Jan wrote:
IRR formula results in #NUM! error. [....] Please can anyone help me? I will be really greatful.
You should post your formula and data.
If the data is a realistic cash flow model, the #NUM error might simply indicate that the Excel function (IRR, XIRR or RATE?) could not derive the IRR within the limitations of its internal algorithm.
The usual remedy is to specify a "guess" argument in order to override the default "guess" of 10%.
However, that might be easier said than done. See below for one methodology.
And more often than not, the #NUM error arises because the cash flow model is not realistic: either the cash flows themselves are unrealistic, or the model is set up incorrectly.
Or it might be a realistic cash flow model with a negative IRR. A negative IRR is not meaningless or necessarily incorrect (unless it is less than -- more negative than -- -100%). It might simply mean that the project or investment operates at a loss, especially when time-value is taken into account.
But with a negative IRR, the Excel functions are more likely to return a #NUM, especially as the number of cash flows increases. I could explain; but suffice it to say: it is a number theory issue.
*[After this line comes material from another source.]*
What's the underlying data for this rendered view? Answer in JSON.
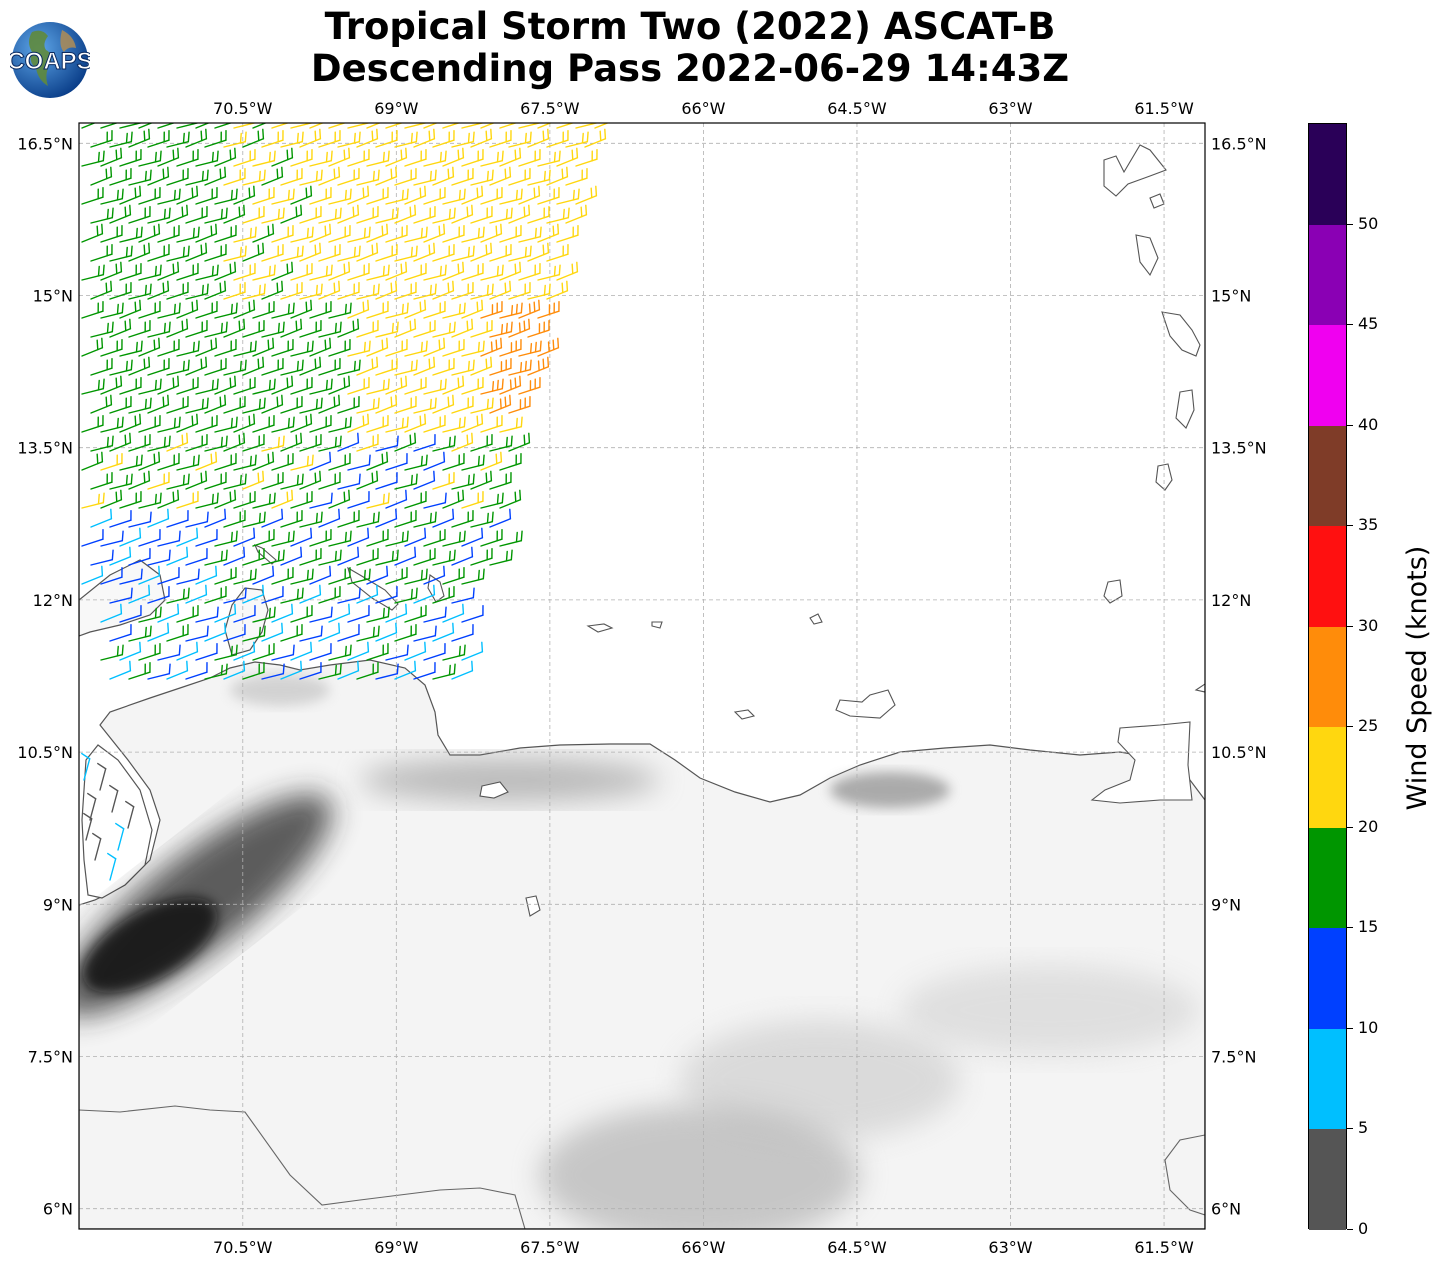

IMHO, the best way to recognize and resolve all of these issues is to calculate the NPV curve for varying discount rates. For example:
The formula in D2 is =NPV(C2, $A$2:$A$22). Copy D2 into D3:D22. Of course, extend the table if you suspect the IRR is larger than 100%.
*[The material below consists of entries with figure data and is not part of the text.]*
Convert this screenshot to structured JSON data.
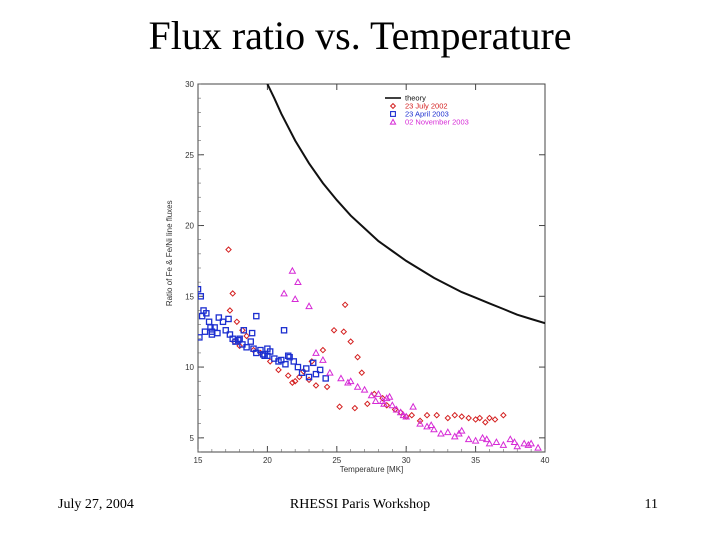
{
  "slide": {
    "title": "Flux ratio vs. Temperature",
    "footer_left": "July 27, 2004",
    "footer_center": "RHESSI Paris Workshop",
    "footer_right": "11"
  },
  "colors": {
    "theory": "#111111",
    "july2002": "#d42020",
    "april2003": "#1c2fd0",
    "nov2003": "#d62ad6"
  },
  "chart_data": {
    "type": "scatter",
    "title": "",
    "xlabel": "Temperature [MK]",
    "ylabel": "Ratio of Fe & Fe/Ni line fluxes",
    "xlim": [
      15,
      40
    ],
    "ylim": [
      4,
      30
    ],
    "xticks": [
      15,
      20,
      25,
      30,
      35,
      40
    ],
    "yticks": [
      5,
      10,
      15,
      20,
      25,
      30
    ],
    "legend_position": "top-right",
    "series": [
      {
        "name": "theory",
        "kind": "line",
        "color": "#111111",
        "x": [
          20.0,
          20.5,
          21,
          22,
          23,
          24,
          25,
          26,
          27,
          28,
          29,
          30,
          31,
          32,
          33,
          34,
          35,
          36,
          37,
          38,
          39,
          40
        ],
        "y": [
          30.0,
          29.0,
          27.9,
          26.0,
          24.4,
          23.0,
          21.8,
          20.7,
          19.8,
          18.9,
          18.2,
          17.5,
          16.9,
          16.3,
          15.8,
          15.3,
          14.9,
          14.5,
          14.1,
          13.7,
          13.4,
          13.1
        ]
      },
      {
        "name": "23 July 2002",
        "kind": "scatter",
        "marker": "diamond",
        "color": "#d42020",
        "x": [
          17.2,
          17.5,
          17.3,
          17.8,
          18.2,
          18.5,
          18.0,
          17.6,
          19.0,
          19.5,
          20.2,
          20.8,
          21.5,
          22.0,
          22.3,
          21.8,
          23.0,
          23.5,
          24.3,
          24.8,
          25.5,
          26.0,
          25.2,
          26.3,
          27.2,
          26.8,
          27.7,
          28.3,
          28.6,
          29.2,
          29.6,
          30.0,
          30.4,
          31.0,
          31.5,
          32.2,
          33.0,
          33.5,
          34.0,
          34.5,
          35.0,
          35.3,
          35.7,
          36.0,
          36.4,
          37.0,
          25.6,
          26.5,
          24.0,
          23.2,
          22.6
        ],
        "y": [
          18.3,
          15.2,
          14.0,
          13.2,
          12.6,
          12.2,
          11.5,
          11.8,
          11.2,
          11.0,
          10.4,
          9.8,
          9.4,
          9.0,
          9.3,
          8.9,
          9.1,
          8.7,
          8.6,
          12.6,
          12.5,
          11.8,
          7.2,
          7.1,
          7.4,
          9.6,
          8.1,
          7.8,
          7.3,
          7.0,
          6.8,
          6.5,
          6.6,
          6.2,
          6.6,
          6.6,
          6.4,
          6.6,
          6.5,
          6.4,
          6.3,
          6.4,
          6.1,
          6.4,
          6.3,
          6.6,
          14.4,
          10.7,
          11.2,
          10.4,
          9.7
        ]
      },
      {
        "name": "23 April 2003",
        "kind": "scatter",
        "marker": "square",
        "color": "#1c2fd0",
        "x": [
          15.0,
          15.2,
          15.4,
          15.6,
          15.8,
          15.3,
          15.9,
          16.0,
          16.2,
          16.4,
          16.8,
          17.0,
          17.3,
          17.5,
          17.7,
          18.0,
          18.2,
          18.5,
          18.8,
          19.0,
          19.2,
          19.5,
          19.7,
          20.0,
          20.2,
          20.5,
          20.8,
          21.0,
          21.3,
          21.6,
          21.9,
          22.2,
          22.5,
          23.0,
          23.3,
          23.5,
          23.8,
          24.2,
          19.2,
          16.5,
          17.2,
          18.3,
          16.0,
          15.5,
          15.1,
          21.2,
          20.0,
          18.9,
          17.9,
          19.8,
          22.8,
          21.5
        ],
        "y": [
          15.5,
          15.0,
          14.0,
          13.8,
          13.2,
          13.6,
          12.8,
          12.5,
          12.8,
          12.4,
          13.2,
          12.6,
          12.3,
          12.0,
          11.8,
          12.0,
          11.6,
          11.4,
          11.8,
          11.3,
          11.0,
          11.2,
          10.9,
          10.8,
          11.1,
          10.6,
          10.4,
          10.5,
          10.2,
          10.7,
          10.4,
          10.0,
          9.6,
          9.3,
          10.3,
          9.5,
          9.8,
          9.2,
          13.6,
          13.5,
          13.4,
          12.6,
          12.3,
          12.5,
          12.1,
          12.6,
          11.3,
          12.4,
          11.9,
          10.8,
          9.9,
          10.8
        ]
      },
      {
        "name": "02 November 2003",
        "kind": "scatter",
        "marker": "triangle",
        "color": "#d62ad6",
        "x": [
          21.8,
          22.2,
          21.2,
          22.0,
          23.0,
          23.5,
          24.0,
          24.5,
          25.3,
          26.0,
          26.5,
          27.0,
          27.5,
          27.8,
          28.0,
          28.3,
          28.6,
          29.0,
          29.3,
          29.6,
          30.0,
          30.5,
          31.0,
          31.5,
          32.0,
          32.5,
          33.0,
          33.5,
          34.0,
          34.5,
          35.0,
          35.5,
          36.0,
          36.5,
          37.0,
          37.5,
          38.0,
          38.5,
          39.0,
          39.5,
          28.4,
          29.8,
          31.8,
          33.8,
          35.8,
          37.8,
          38.8,
          25.8,
          28.8
        ],
        "y": [
          16.8,
          16.0,
          15.2,
          14.8,
          14.3,
          11.0,
          10.5,
          9.6,
          9.2,
          9.0,
          8.6,
          8.4,
          8.0,
          7.6,
          8.1,
          7.6,
          7.8,
          7.3,
          7.0,
          6.8,
          6.5,
          7.2,
          6.0,
          5.8,
          5.6,
          5.3,
          5.4,
          5.1,
          5.5,
          4.9,
          4.8,
          5.0,
          4.6,
          4.7,
          4.5,
          4.9,
          4.4,
          4.6,
          4.6,
          4.3,
          7.4,
          6.6,
          5.9,
          5.3,
          4.9,
          4.7,
          4.5,
          8.9,
          7.9
        ]
      }
    ]
  }
}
(Caveat: XNPV does not allow a negative discount rate, for no good reason. Use SUMPRODUCT instead. See the math formula in the XNPV help page.)
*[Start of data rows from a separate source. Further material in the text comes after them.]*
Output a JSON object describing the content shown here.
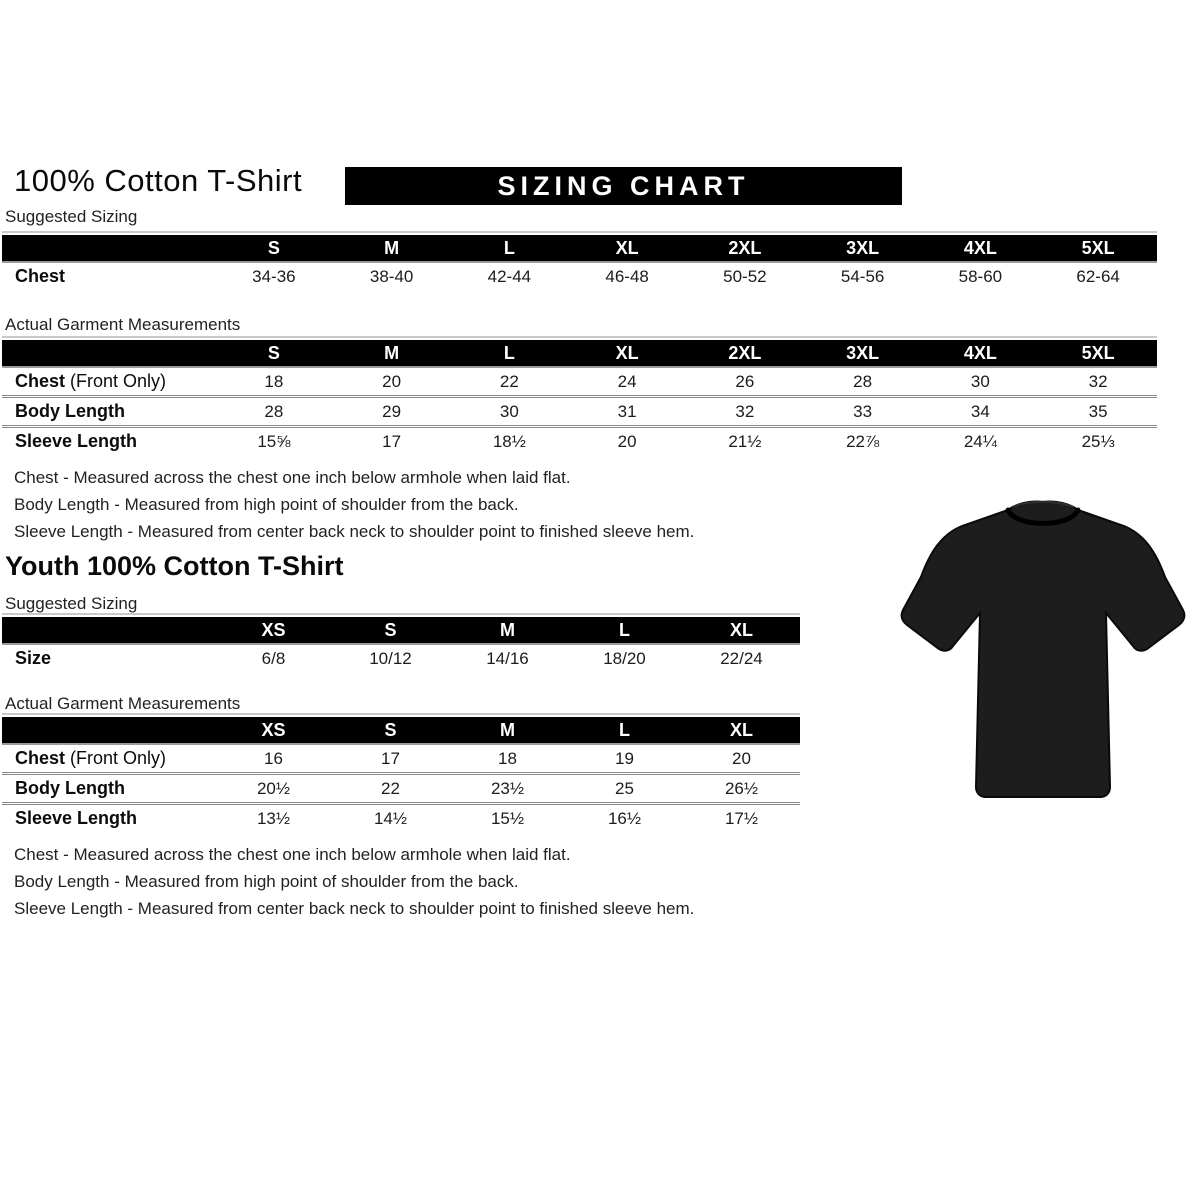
{
  "colors": {
    "bar_bg": "#000000",
    "bar_text": "#ffffff",
    "tshirt_fill": "#1d1d1d"
  },
  "adult": {
    "title": "100% Cotton T-Shirt",
    "banner": "SIZING CHART",
    "suggested": {
      "label": "Suggested Sizing",
      "columns": [
        "S",
        "M",
        "L",
        "XL",
        "2XL",
        "3XL",
        "4XL",
        "5XL"
      ],
      "rows": [
        {
          "label": "Chest",
          "values": [
            "34-36",
            "38-40",
            "42-44",
            "46-48",
            "50-52",
            "54-56",
            "58-60",
            "62-64"
          ]
        }
      ]
    },
    "garment": {
      "label": "Actual Garment Measurements",
      "columns": [
        "S",
        "M",
        "L",
        "XL",
        "2XL",
        "3XL",
        "4XL",
        "5XL"
      ],
      "rows": [
        {
          "label": "Chest",
          "label_suffix": "(Front Only)",
          "values": [
            "18",
            "20",
            "22",
            "24",
            "26",
            "28",
            "30",
            "32"
          ]
        },
        {
          "label": "Body Length",
          "values": [
            "28",
            "29",
            "30",
            "31",
            "32",
            "33",
            "34",
            "35"
          ]
        },
        {
          "label": "Sleeve Length",
          "values": [
            "15⅝",
            "17",
            "18½",
            "20",
            "21½",
            "22⅞",
            "24¼",
            "25⅓"
          ]
        }
      ]
    },
    "notes": [
      "Chest - Measured across the chest one inch below armhole when laid flat.",
      "Body Length - Measured from high point of shoulder from the back.",
      "Sleeve Length - Measured from center back neck to shoulder point to finished sleeve hem."
    ]
  },
  "youth": {
    "title": "Youth 100% Cotton T-Shirt",
    "suggested": {
      "label": "Suggested Sizing",
      "columns": [
        "XS",
        "S",
        "M",
        "L",
        "XL"
      ],
      "rows": [
        {
          "label": "Size",
          "values": [
            "6/8",
            "10/12",
            "14/16",
            "18/20",
            "22/24"
          ]
        }
      ]
    },
    "garment": {
      "label": "Actual Garment Measurements",
      "columns": [
        "XS",
        "S",
        "M",
        "L",
        "XL"
      ],
      "rows": [
        {
          "label": "Chest",
          "label_suffix": "(Front Only)",
          "values": [
            "16",
            "17",
            "18",
            "19",
            "20"
          ]
        },
        {
          "label": "Body Length",
          "values": [
            "20½",
            "22",
            "23½",
            "25",
            "26½"
          ]
        },
        {
          "label": "Sleeve Length",
          "values": [
            "13½",
            "14½",
            "15½",
            "16½",
            "17½"
          ]
        }
      ]
    },
    "notes": [
      "Chest - Measured across the chest one inch below armhole when laid flat.",
      "Body Length - Measured from high point of shoulder from the back.",
      "Sleeve Length - Measured from center back neck to shoulder point to finished sleeve hem."
    ]
  },
  "tshirt_icon": "black-tshirt"
}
In this example, the default Excel IRR formula (A24) returns #NUM.
But the NPV table (D2:E22) shows that the NPV curve crosses zero not just once, but three times. In other words, there are three mathematical IRRs (!).
Which one to choose is a judgment call. Since the sum of the nondiscounted cash flows is negative, I would choose a negative IRR.
(In this example, there is only one negative IRR. But in other examples, there are multiple negative IRRs. The choice can be difficult sometimes.)
To find the negative IRR, I would choose a "guess" of -15%, which is halfway between -20% and -10%, where the NPV crosses zero. That results in the IRR in F11, which generates a near-zero NPV in G11.
Sometimes, it is not that simple. The mathematical IRR algorithm and especially the Excel implementation are erratic. Sometimes, it helps to "drill" down into the NPV curve; for example, using the range -20.0%, -19.9%, etc to -12.9%. And sometimes, the Excel IRR, XIRR or RATE function simply fails. (Sigh!) In that case, we might try Solver; but that might fail, too.
Sometimes the NPV curve demonstrates that the IRR is not computable because the NPV curve never crosses zero.
The take-away is: finding the IRR can be as much an art as it is a science, if it is computable at all.